Başlamış, Türkiye ile Rusya arasındaki ilişkilerde uçak düşürme olayının iki taraf içinde ders verici olduğunu anımsatırken, ilişkilerde faydacılığın ağır bastığını ve Suriye açısından gelişen bu iş birliği döneminin Putin’in yeni döneminde de süreceğini görüşünü dile getirdi:
“24 Kasım 2015 tarihinde gerçekleşen uçak olayı iki ülke için de gerçekten ders verici oldu. İki taraf da bence çıkarması gereken dersleri çıkardı. Rusya ile Türkiye artık birbirlerine karşı daha dikkatliler ama faydacılık ağır basıyor. Anlaşılamayan, görüş ayrılığı yaşanan çok fazla konu var. Ama zaten her konuda anlaşılması da gerekmiyor. İş birliği yapılabilecek alanlar ön plana çıkarılmaya çalışılıyor. Uçak olayının öncesindeki gibi bir karşılıklı güvenden bahsetmek doğru olmaz ama artık daha gerçekçiler. Bu çizginin, özellikle Suriye açısından gelişen pragmatik iş birliği döneminin Putin’in yeni altı yılında da devam edeceğini tahmin ediyorum.”’

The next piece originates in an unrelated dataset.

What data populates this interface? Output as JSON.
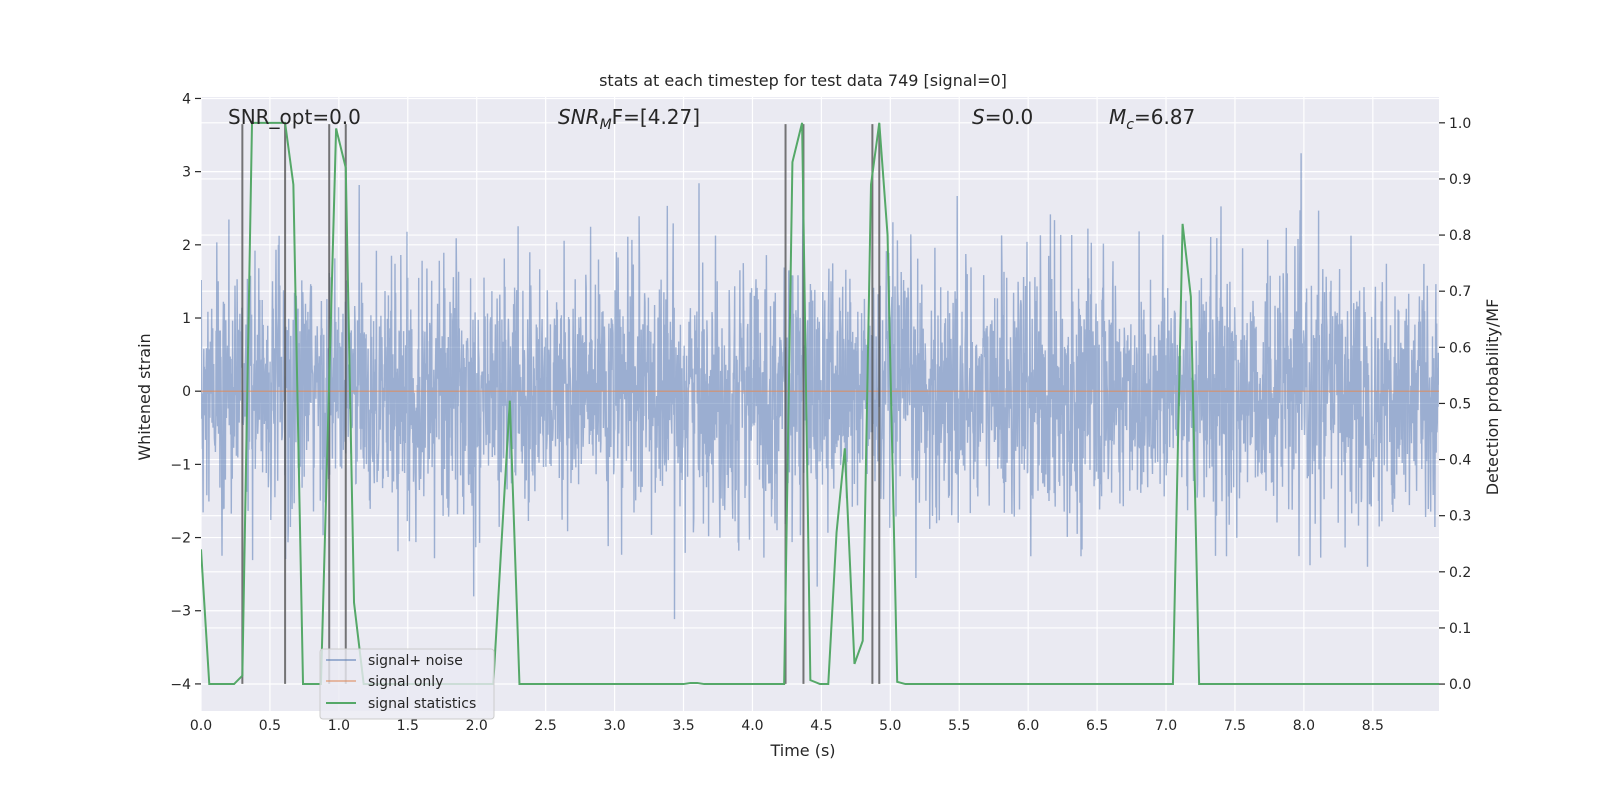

‘RUSYA’YI AYAĞA KALDIRAN LİDER’
Cenk Başlamış ayrıca gazeteci Okay Deprem ile birlikte hazırladığı ve bu haftasonu satışa çıkacak olan ‘Putin: Rusya’yı ayağa kaldıran lider’ kitabı hakkında şu bilgileri verdi:
’’Kitabı gazeteci Okay Deprem ile birlikte yazdık. Putin ile ilgili kitap yazmaya iten nedenlerin başında Rusya’nın son 18 yılına damgasını vurmuş ve sadece Rusya’da değil ülke dışında pek çok ülkede ve Türkiye’de de sempatizanı bulunan bu lider hakkında gerçekte hayatındaki köşe başları dışında bir bilgiye sahip olmamamız geliyor. Biraz bunun arkasındakileri ortaya çıkarma, Putin ile ilgili merak edilen ama cevabı bilinmeyenleri anlamak için böyle bir uğraşa girdik. Moskova’da uzun yıllar çalışmış bir gazeteci olarak bunun bir anlamda benim görevim olduğunu da düşünerek böyle bir işe giriştik. Bunu sadece biyografi olarak düşünmemek gerekiyor. Okuru en azından Putin’in iktidara geldiği 31 Aralık 1999 gününe kadar Rusya’da ve hatta Sovyetlerin son döneminde neler yaşandı ve Putin nasıl iktidara geldi sorularını da açıklamak için Moskova’da gazeteci olarak gördüklerimi bir girizgâh olarak ekledim.”